Shortly after the new Secretary of Defense, Chuck Hagel, arrived at the Pentagon, he told his staff that he wanted to reach out to military and veterans organizations. As a result of that request, I recently spent two days at a Pentagon roundtable meeting with Secretary Hagel, senior Department of Defense (DoD) officials, and twenty-one other military and veterans organization leaders. I appreciate Secretary Hagel’s early outreach and the opportunity his roundtable discussion provided for me to ask many of the questions military families have been asking us about sequestration, support for military families, and what lies ahead for our military community.
Secretary Hagel shared his opinion that the tough budget realities facing DoD would not change. He asked how DoD can effectively work with military and veterans organization to expand the services and support our service members and military families need. This was an important discussion for a new Secretary of Defense to have with the organizations in the room and, I hope, with many others in the future. Partnerships and collaborations are important, but we also need to talk about the unique obligation our government, through the Department of Defense, has to support and sustain military families during times of war and peace.

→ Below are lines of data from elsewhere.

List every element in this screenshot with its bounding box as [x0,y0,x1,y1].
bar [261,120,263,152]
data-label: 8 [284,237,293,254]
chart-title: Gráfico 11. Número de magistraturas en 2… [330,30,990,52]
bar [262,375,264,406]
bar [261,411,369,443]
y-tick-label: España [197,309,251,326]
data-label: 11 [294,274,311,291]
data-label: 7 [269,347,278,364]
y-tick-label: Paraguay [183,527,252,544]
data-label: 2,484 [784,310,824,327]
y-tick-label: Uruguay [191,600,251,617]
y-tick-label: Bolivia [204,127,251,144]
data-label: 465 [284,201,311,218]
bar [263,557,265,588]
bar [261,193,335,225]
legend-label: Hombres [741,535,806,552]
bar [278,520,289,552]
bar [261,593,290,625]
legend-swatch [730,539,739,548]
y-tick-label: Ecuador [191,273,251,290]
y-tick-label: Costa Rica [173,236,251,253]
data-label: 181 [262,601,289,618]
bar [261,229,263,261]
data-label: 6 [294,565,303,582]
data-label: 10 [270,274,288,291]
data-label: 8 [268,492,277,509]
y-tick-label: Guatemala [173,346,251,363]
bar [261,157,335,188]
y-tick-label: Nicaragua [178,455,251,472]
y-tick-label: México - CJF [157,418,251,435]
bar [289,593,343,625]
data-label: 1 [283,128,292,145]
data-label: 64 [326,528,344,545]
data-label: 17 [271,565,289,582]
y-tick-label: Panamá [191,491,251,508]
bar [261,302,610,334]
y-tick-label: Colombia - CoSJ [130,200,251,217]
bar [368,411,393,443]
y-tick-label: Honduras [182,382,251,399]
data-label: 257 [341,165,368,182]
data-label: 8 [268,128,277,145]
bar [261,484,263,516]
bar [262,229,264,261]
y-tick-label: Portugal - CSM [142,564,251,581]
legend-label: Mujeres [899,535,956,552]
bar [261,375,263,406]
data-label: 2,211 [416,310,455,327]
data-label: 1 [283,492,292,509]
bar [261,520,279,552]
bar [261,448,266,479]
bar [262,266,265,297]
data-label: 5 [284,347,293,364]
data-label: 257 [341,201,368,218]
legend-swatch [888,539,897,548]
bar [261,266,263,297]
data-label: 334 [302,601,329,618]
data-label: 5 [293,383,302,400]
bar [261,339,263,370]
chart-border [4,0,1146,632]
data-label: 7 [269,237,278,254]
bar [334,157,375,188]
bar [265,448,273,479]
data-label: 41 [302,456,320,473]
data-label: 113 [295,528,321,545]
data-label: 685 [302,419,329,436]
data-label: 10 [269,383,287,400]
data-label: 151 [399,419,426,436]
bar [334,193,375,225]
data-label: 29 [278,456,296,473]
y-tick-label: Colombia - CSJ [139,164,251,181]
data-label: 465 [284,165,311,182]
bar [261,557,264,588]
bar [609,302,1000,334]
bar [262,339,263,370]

We remain a nation at war. Our all-volunteer force, making up less than one percent of the nation, has made extraordinary sacrifices for our country. Military families are navigating new uncertainties: unpredictable deployment schedules; downsizing; worry about how the stress of separation and reunion will affect family relationships; and concern that the foundation of support families have come to rely on will disappear.

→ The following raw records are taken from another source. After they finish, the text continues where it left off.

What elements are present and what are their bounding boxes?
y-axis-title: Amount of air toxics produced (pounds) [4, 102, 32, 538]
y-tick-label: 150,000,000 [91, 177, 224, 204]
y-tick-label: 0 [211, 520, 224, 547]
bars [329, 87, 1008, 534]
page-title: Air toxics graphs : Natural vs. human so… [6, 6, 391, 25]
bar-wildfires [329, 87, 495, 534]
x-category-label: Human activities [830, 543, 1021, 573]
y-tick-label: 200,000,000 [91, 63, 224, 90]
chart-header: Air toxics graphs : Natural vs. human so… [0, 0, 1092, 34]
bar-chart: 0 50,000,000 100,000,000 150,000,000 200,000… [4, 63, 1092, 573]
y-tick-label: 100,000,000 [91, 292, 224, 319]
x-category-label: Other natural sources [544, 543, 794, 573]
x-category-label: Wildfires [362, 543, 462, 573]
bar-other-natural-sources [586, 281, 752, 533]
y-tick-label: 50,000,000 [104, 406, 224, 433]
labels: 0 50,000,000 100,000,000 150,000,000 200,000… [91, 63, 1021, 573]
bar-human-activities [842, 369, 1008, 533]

The reality of sequestration adds to the stress of military families. Will the military be able to retain mental health counselors and will civilian mental health providers continue to care for our families to the extent needed? How will DoD address the consequences of civilian employees furloughs on the delivery of support services? Will child care services be available for school-aged children who suddenly have fewer school days? Will families be reimbursed for out-of-pocket costs made in anticipation of a deployment only to learn the deployment has been cancelled? Will DoD have robust resources for the families affected by suicide or sexual assault? Does DoD have the funding and capacity to meet the mandated requirements of the new transition assistance program to effectively prepare transitioning families?

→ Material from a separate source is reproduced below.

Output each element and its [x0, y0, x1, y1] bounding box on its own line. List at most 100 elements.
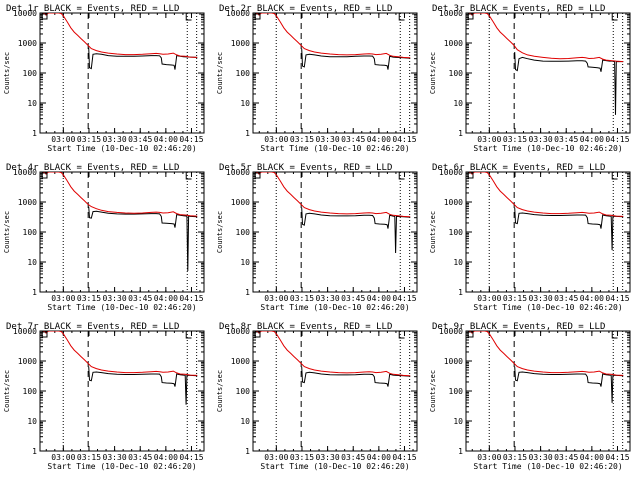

Our Association’s highest priority is to fight for military families. We will fight to ensure programs and benefits critical to the wellbeing of military families are authorized, funded, and implemented to maintain their readiness and allow them to meet the challenges of military life. We will fight to protect families from destructive budget cuts. We will fight to relieve the emotional stress of military families as service members respond to crises worldwide.
What budget cuts are you most concerned about?